Goals? What Goals? I Don’t See Any…?
Every year for it seems like an eon I’ve come up with new goals sometime in early January. Sometimes even on the first. And I’ve noticed a pattern.
Some of my goals will be met over the course of the year, but often the goals for the year change as the year progresses–which is a nice way to say I don’t meet my goals, but do get other stuff done. This was true of my writing goals in 2007 and again in 2008. In 2009 I set these goals:
- Re-write Shadow Dance
- Write the first Keela novel (this will include a lot of world developing)
- Write queries for both novels above, and start subbing SD
- Write four non-flash short stories
- Stay alive in the SF&F world, including my blog, LJ, FB and attendance at cons.
Those seemed simple enough and I was sure that I had a handle on what the year would bring.
Ha. Ha. Ha.
Not only has this year been full of wild U-turns and hidden trap doors, I also drastically changed what I wanted writing-wise from the year. I didn’t attend any SFF cons, but instead I attended RWA and OSC’s bootcamp. I did about half the re-write on Shadow Dance (now known as 13 Demon Days), then spent the rest of my fiction writing time on The Popcorn Potion. I got a few queries sent, then decided that the story needed an overhaul even worse that the query, and reigned them both in to be worked on. I also finished roughly the equivalant of a novel’s length in my freelance writing, which translates to bread and butter on the family’s table. Oh, and unless it’s slipped my mind, I didn’t write a single short story this year.

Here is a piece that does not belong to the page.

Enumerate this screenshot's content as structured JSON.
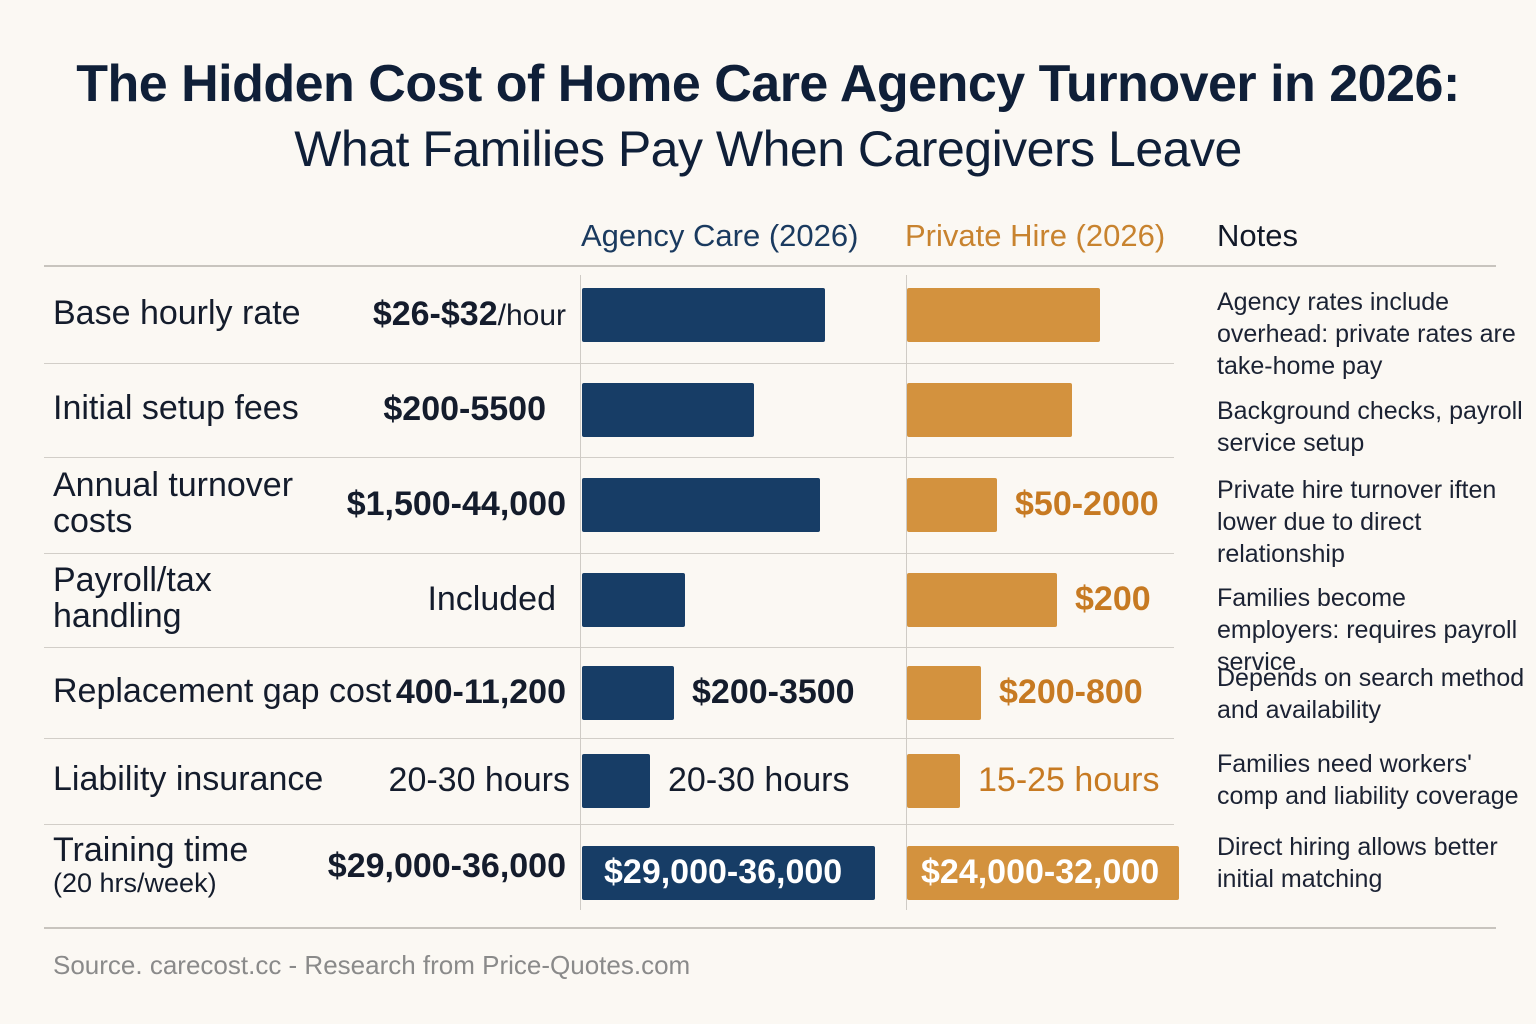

So, what does this add up to for 2010 goals? One could ask why I even bother, since I obviously can’t predict what the year will bring. But I find that in spite the above batting average, I’m a goal setter at heart and like to have my plan for progress outlined ahead of time.
Which still leaves me with a problem because I know that performance goals are highly preferable to outcome goals, but what I really, really want this year is to aquire an agent (they can rep Popcorn, 13 DD, whatever) for my fantasy work, and get some nice solid contracts for the freelance/write-for-hire stuff. But I have a plan that will take care of everything. I’m hereby commiting to:
- Rewrite Popcorn
- Send out thirty queries for Popcorn
If that hasn’t produced requests for pages and/or an agent:
- Finish the rewrite on 13 DD, and
- send out more queries, on both 13DD and Popcorn
Also:
- Spend a min. of three hours each day producing content for bread and butter writing gigs
- Attend NASFiC, and maybe even help in some way
- Oh, and take care of anything else which comes up and seems like a good idea.
See, isn’t that brilliant? I wrote out goals that are concrete and performance oriented and almost hide the fact that I’m really all about outcome goals this year. I also gave myself a loophole to throw all the goals out and do something entirely different if I decide to. I just may be getting the hang of this.
Until next year, of course.

Brilliant! I’m not so much the goal setter with writing. At least not the goal keeper for sure. I pretty much just do what that little voice inside tells me to…although a psychiatrist might argue that it’s not the best idea, it seems to work for me so far.